Trump’s library could go next to Florida’s Freedom Tower despite criticism

Florida Gov. Ron DeSantis’ administration has donated a prime piece of downtown Miami real estate to a nonprofit raising money to build Donald Trump’s presidential library. The deal on the now-vacant property facing Biscayne Bay, next to the historic Freedom Tower, has sparked criticism from some in Miami’s Cuban-American community, who have dubbed the tower the “Ellis Island of the South.”
The Florida Cabinet — made up of DeSantis, the state’s attorney general, agriculture commissioner and chief financial officer, all of whom are Republicans — approved a transfer of the land after just a three-minute discussion Tuesday in Tallahassee.
The 2.63-acre tract was previously owned by Miami-Dade College. It is reportedly worth at least $67 million. It will be transferred to a nonprofit incorporated by the president’s son, Eric, and his son-in-law, Michael Boulos.
Cuban-Americans upset over location
Cuban-Americans who opposed the land transfer argued that Trump’s immigration enforcement and mass deportation efforts have disproportionately impacted Latino communities, and are in direct conflict with the values epitomized by the Freedom Tower. It was a processing center — and symbol of freedom — for hundreds of thousands of Cubans who fled Fidel Castro’s Communist dictatorship in 1962. The building is now a museum after a $25 million renovation, according to The New York Times.
“I can’t think of any two narratives that are any more in opposition than the one humanity that the Freedom Tower is a symbol for, and then how this president has spoken about immigrants and immigration,” Ana Sofia Pelaez, executive director of the Miami Freedom Project and whose mother immigrated to the U.S from Cuba in the 1960s, told The Washington Post.
Supporters say it’s an ideal location
Proponents of the donation, however, assert that the land next to the iconic tower is an ideal location for the presidential library.
“It’s the story of Cuban immigrants that came to this country and to South Florida, mind you, through legal routes,” GOP state Rep.

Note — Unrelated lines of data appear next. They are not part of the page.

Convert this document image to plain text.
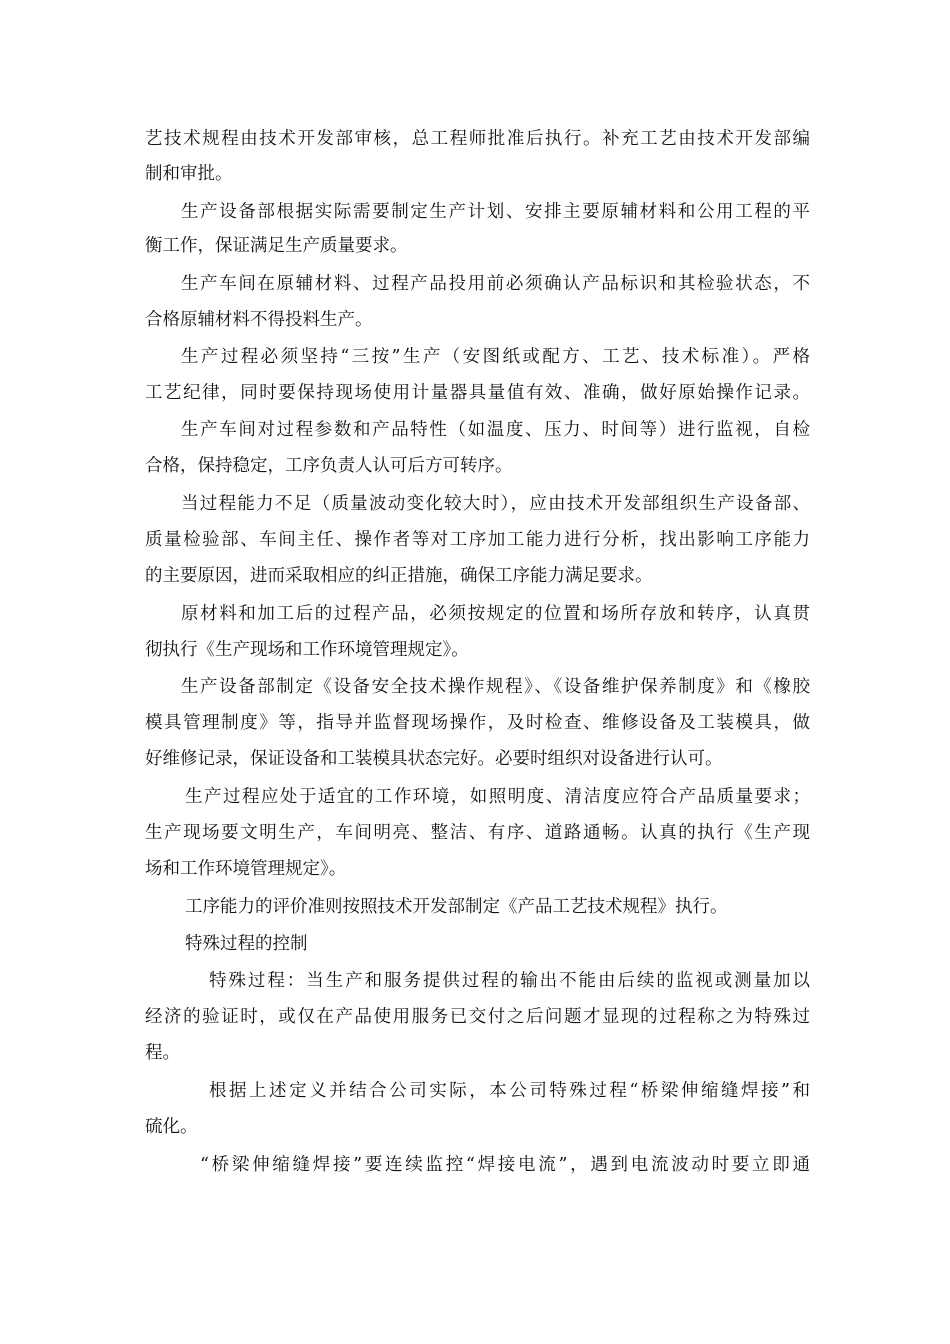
艺技术规程由技术开发部审核，总工程师批准后执行。补充工艺由技术开发部编
制和审批。
生产设备部根据实际需要制定生产计划、安排主要原辅材料和公用工程的平
衡工作，保证满足生产质量要求。
生产车间在原辅材料、过程产品投用前必须确认产品标识和其检验状态，不
合格原辅材料不得投料生产。
生产过程必须坚持“三按”生产（安图纸或配方、工艺、技术标准）。严格
工艺纪律，同时要保持现场使用计量器具量值有效、准确，做好原始操作记录。
生产车间对过程参数和产品特性（如温度、压力、时间等）进行监视，自检
合格，保持稳定，工序负责人认可后方可转序。
当过程能力不足（质量波动变化较大时），应由技术开发部组织生产设备部、
质量检验部、车间主任、操作者等对工序加工能力进行分析，找出影响工序能力
的主要原因，进而采取相应的纠正措施，确保工序能力满足要求。
原材料和加工后的过程产品，必须按规定的位置和场所存放和转序，认真贯
彻执行《生产现场和工作环境管理规定》。
生产设备部制定《设备安全技术操作规程》、《设备维护保养制度》和《橡胶
模具管理制度》等，指导并监督现场操作，及时检查、维修设备及工装模具，做
好维修记录，保证设备和工装模具状态完好。必要时组织对设备进行认可。
生产过程应处于适宜的工作环境，如照明度、清洁度应符合产品质量要求；
生产现场要文明生产，车间明亮、整洁、有序、道路通畅。认真的执行《生产现
场和工作环境管理规定》。
工序能力的评价准则按照技术开发部制定《产品工艺技术规程》执行。
特殊过程的控制
特殊过程：当生产和服务提供过程的输出不能由后续的监视或测量加以
经济的验证时，或仅在产品使用服务已交付之后问题才显现的过程称之为特殊过
程。
根据上述定义并结合公司实际，本公司特殊过程“桥梁伸缩缝焊接”和
硫化。
“桥梁伸缩缝焊接”要连续监控“焊接电流”，遇到电流波动时要立即通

Juan Carlos Porras of Miami-Dade County told The Post. “The Cubans that came to South Florida at that time to start businesses that developed what is now Miami and South Florida, one of the most successful parts of our country, that envelops the most successful parts of the country, that envelopes the kind of immigration story that President Trump has always advocated for.”
Other potential development than library on the table
Trump has yet to pick a site, and the National Archives and Records Administration, which manages presidential library sites, has not commented on the matter.
According to The Times, the Trump family would not have to use the site exclusively for a presidential library. Instead, they could erect commercial buildings on the property, which reportedly has favorable zoning laws for projects such as luxury condos or a hotel, all with a scenic view of Biscayne Bay.